Rare George Washington Signature Appointing Original Supreme Court Justice Is Up for Sale

A historical autograph dealer is selling a unique item: the document in which President George Washington appointed William Cushing as an associate justice of the Supreme Court of the United States. Cushing is one of five associate justices Washington nominated to the first Supreme Court in U.S. history. The document also carries a note on the back from John Jay, the first Chief Justice of the Supreme Court.

The Raab Collection is handling the collection, and they say they’re not aware of any other appointment to the first court ever making it to market. The note is dated Sept. 27, 1789. Jay wrote that Cushing took the oath before him on February 2, 1790.

“We acquired it from a private collector who had it for decades and bought it from a dealer in NYC in the mid-20th century,” Raab Collection president Nathan Raab told Law&Crime. “At some point, Cushing’s descendants evidently sold it.”

Raab said he doesn’t think he’ll ever see a similar item like this ever again because Washington only nominated six men to the first Supreme Court. The document will formally go up for sale in two weeks at $325,000, he said. This isn’t an auction. It’s first come, first serve.

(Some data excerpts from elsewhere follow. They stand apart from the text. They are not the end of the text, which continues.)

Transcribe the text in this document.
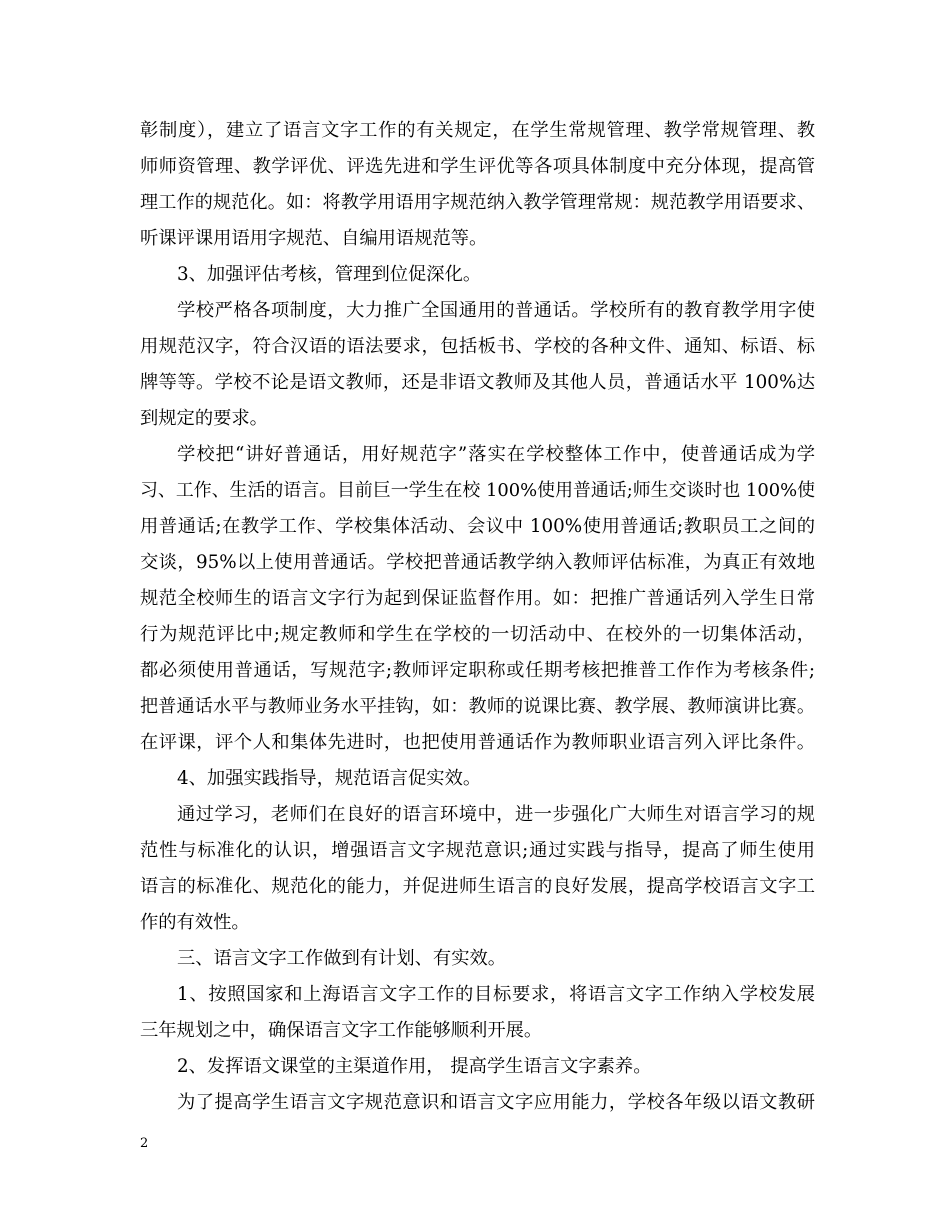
彰制度），建立了语言文字工作的有关规定，在学生常规管理、教学常规管理、教
师师资管理、教学评优、评选先进和学生评优等各项具体制度中充分体现，提高管
理工作的规范化。如：将教学用语用字规范纳入教学管理常规：规范教学用语要求、
听课评课用语用字规范、自编用语规范等。
3、加强评估考核，管理到位促深化。
学校严格各项制度，大力推广全国通用的普通话。学校所有的教育教学用字使
用规范汉字，符合汉语的语法要求，包括板书、学校的各种文件、通知、标语、标
牌等等。学校不论是语文教师，还是非语文教师及其他人员，普通话水平 100%达
到规定的要求。
学校把“讲好普通话，用好规范字”落实在学校整体工作中，使普通话成为学
习、工作、生活的语言。目前巨一学生在校 100%使用普通话;师生交谈时也 100%使
用普通话;在教学工作、学校集体活动、会议中 100%使用普通话;教职员工之间的
交谈，95%以上使用普通话。学校把普通话教学纳入教师评估标准，为真正有效地
规范全校师生的语言文字行为起到保证监督作用。如：把推广普通话列入学生日常
行为规范评比中;规定教师和学生在学校的一切活动中、在校外的一切集体活动，
都必须使用普通话，写规范字;教师评定职称或任期考核把推普工作作为考核条件;
把普通话水平与教师业务水平挂钩，如：教师的说课比赛、教学展、教师演讲比赛。
在评课，评个人和集体先进时，也把使用普通话作为教师职业语言列入评比条件。
4、加强实践指导，规范语言促实效。
通过学习，老师们在良好的语言环境中，进一步强化广大师生对语言学习的规
范性与标准化的认识，增强语言文字规范意识;通过实践与指导，提高了师生使用
语言的标准化、规范化的能力，并促进师生语言的良好发展，提高学校语言文字工
作的有效性。
三、语言文字工作做到有计划、有实效。
1、按照国家和上海语言文字工作的目标要求，将语言文字工作纳入学校发展
三年规划之中，确保语言文字工作能够顺利开展。
2、发挥语文课堂的主渠道作用， 提高学生语言文字素养。
为了提高学生语言文字规范意识和语言文字应用能力，学校各年级以语文教研
2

Before joining the court, Cushing served as one of the most important judges in early Massachusetts history. He joined the Superior Court (now the Supreme Judicial Court) in 1772, and was the only member to stay on when it reformed in 1775, according to the Raab Collection. A state history showed that sympathizers of the revolutionary movement replaced the other four justices, who had been appointed by a royal governor.

Image courtesy of the Raab Collection

Cushing was later appointed Chief Justice of the Supreme Judicial Court. A landmark case ended up in his court during that period: Commonwealth v. Jennison. That case involved a slave owner charged with assaulting Quork Walker, a black man born into slavery. Cushing’s ruling formally ended slavery in Massachusetts. He wrote that it was unconstitutional under the state’s new constitution, which went into effect in 1780.

Cushing’s words, as preserved in a Yale Law Journal history:

… whatever sentiments have formerly prevailed in this particular or slid in upon us by the example of others, a different idea has taken place with the people of America, more favorable to the natural right of mankind, and to that natural, innate desire of Liberty, with which Heaven, (without regard to color, complexion or shape of noses, features) has inspired all the human race. And upon this ground our Constitution of Government, by which the people of this Commonwealth have solemnly bound themselves, sets out with declaring all men are born free and equal-and that every subject is entitled to liberty,–and to have it guarded by the laws, as well as life and property–and in short is totally repugnant to the idea of being born slaves.

Cushing was one of six men nominated to the first Supreme Court in 1789, though one of them, Robert Harrison, declined the offer, citing failing health and the effect moving would have on his family.

To be sure, politics could get plenty ugly in that early period of American history, but partisan brawls didn’t mark the initial slate of appointments. The Senate confirmed Cushing in a voice vote.

He wrote one of the four seriatim opinions in 1793’s Chisholm v. Georgia. Cushing and three other justices ruled that federal courts could hear cases between private citizens and states.

This decision didn’t last. The case tapped on a fissure in the early republic. Opposition to the constitution dealt in part over arguments that the federal government might have too much power over the states, and the dispute informed the beginnings of the first political parties. The core document of the federal government “would barely squeak through” the ratification process in 1787 and 1788, with tight votes in Massachusetts, New Hampshire, Virginia, and New York, according to Yale Law Professor Akhil Reed Amar in his book America’s Constitution: A Biography. North Carolina and Rhode Island held out until 1789 and 1790, respectively, joining only after Washington became president. It’s in this context that the 11th Amendment, ratified in 1795, overrode the Chisholm decision.

Cushing was later nominated by Washington to become chief justice, and the Senate confirmed him in 1796. He declined the position, however, and served as associate justice until his death on September 13, 1810.

Note: The original version of this article incorrectly stated that the asking price is $32,500. It’s actually $325,000.